WASHINGTON ― Lawmakers in the House issued more than $100,000 in taxpayer-funded settlements to address sexual harassment claims from 2008 to 2012, according to new data released Tuesday.
The Office of Compliance, where lawmakers and staffers file such claims, provided the numbers to the Committee on House Administration, which deals with the chamber’s rules and regulations, amid a recent cascade of sexual misconduct allegations against lawmakers that has forced congressional leaders to re-examine procedures for dealing with such incidents.
According to the data, there were at least three settlements related to sexual harassment claims involving unnamed House members’ offices from 2008 to 2012, totaling $115,000. That was part of a total of more than $340,000 in settlements involving House offices, which also included various cases of discrimination.
The settlements, which are not named, came from a little-known Treasury Department fund that is used to settle workplace claims involving Capitol Hill lawmakers.
Sexual misconduct claims against congressional lawmakers have recently led to resignation or retirement announcements from members of both parties, including Rep. John Conyers (D-Mich.), Sen. Al Franken (D-Minn.), Rep. Trent Franks (R-Ariz.), Rep. Blake Farenthold (R-Texas) and Rep. Ruben Kihuen (D-Nev.).

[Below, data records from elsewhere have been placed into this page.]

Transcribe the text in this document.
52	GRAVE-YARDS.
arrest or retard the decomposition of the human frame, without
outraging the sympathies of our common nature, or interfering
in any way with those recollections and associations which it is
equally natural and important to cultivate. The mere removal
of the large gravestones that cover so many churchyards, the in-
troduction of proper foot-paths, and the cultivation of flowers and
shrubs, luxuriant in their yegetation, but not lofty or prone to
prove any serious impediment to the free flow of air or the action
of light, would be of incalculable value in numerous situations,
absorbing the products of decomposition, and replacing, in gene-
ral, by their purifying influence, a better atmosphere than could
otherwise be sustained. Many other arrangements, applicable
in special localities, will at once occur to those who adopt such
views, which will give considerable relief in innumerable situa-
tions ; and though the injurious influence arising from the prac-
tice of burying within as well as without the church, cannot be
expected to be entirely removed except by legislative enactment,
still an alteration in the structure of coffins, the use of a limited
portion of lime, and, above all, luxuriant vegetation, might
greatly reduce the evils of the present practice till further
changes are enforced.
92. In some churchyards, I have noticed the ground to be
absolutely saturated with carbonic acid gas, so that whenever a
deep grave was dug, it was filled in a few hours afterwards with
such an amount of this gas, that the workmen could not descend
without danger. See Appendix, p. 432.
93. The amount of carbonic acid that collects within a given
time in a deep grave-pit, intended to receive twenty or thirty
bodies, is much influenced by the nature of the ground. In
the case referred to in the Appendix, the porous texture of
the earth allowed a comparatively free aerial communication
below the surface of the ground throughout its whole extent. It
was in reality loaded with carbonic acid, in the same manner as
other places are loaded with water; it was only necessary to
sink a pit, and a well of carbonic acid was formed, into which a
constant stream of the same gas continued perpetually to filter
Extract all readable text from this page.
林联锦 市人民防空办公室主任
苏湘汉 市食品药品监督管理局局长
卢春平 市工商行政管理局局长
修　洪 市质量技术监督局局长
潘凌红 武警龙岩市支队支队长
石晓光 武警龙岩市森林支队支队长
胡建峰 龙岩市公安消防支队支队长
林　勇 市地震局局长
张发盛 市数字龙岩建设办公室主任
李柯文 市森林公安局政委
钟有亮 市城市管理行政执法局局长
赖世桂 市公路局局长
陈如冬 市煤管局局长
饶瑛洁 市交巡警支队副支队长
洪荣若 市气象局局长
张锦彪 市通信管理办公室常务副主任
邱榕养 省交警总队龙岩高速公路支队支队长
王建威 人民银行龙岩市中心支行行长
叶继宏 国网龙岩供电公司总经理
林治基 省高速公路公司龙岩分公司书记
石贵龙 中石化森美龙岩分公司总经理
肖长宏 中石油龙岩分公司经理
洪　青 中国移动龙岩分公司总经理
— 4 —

In 2014, Farenthold reportedly used the taxpayer fund to pay $84,000 to settle a sexual harassment claim from his former communications director, Lauren Greene. According to the Office of Compliance, that settlement was the only House payment from the fund over the last five years that involved sexual harassment.
Farenthold would not confirm or deny that the payment involved his office, saying in a statement that “the Congressional Accountability Act prohibits me from answering that question.”
Some lawmakers have now called for more transparency involving settlements.
Earlier this month, Sen. Tim Kaine (D-Va.) called for the release of similar data involving Senate offices. But on Monday, the Office of Compliance denied his request, saying that it “does not possess reliable information.”
Legislators in both the House and the Senate have introduced proposals to restrict the use of taxpayer-funded settlements. A bill in the Senate includes a provision to force lawmakers to pay settlements out of their own pockets, part of broader legislation that aims to overhaul the byzantine system for addressing sexual misconduct incidents in Congress.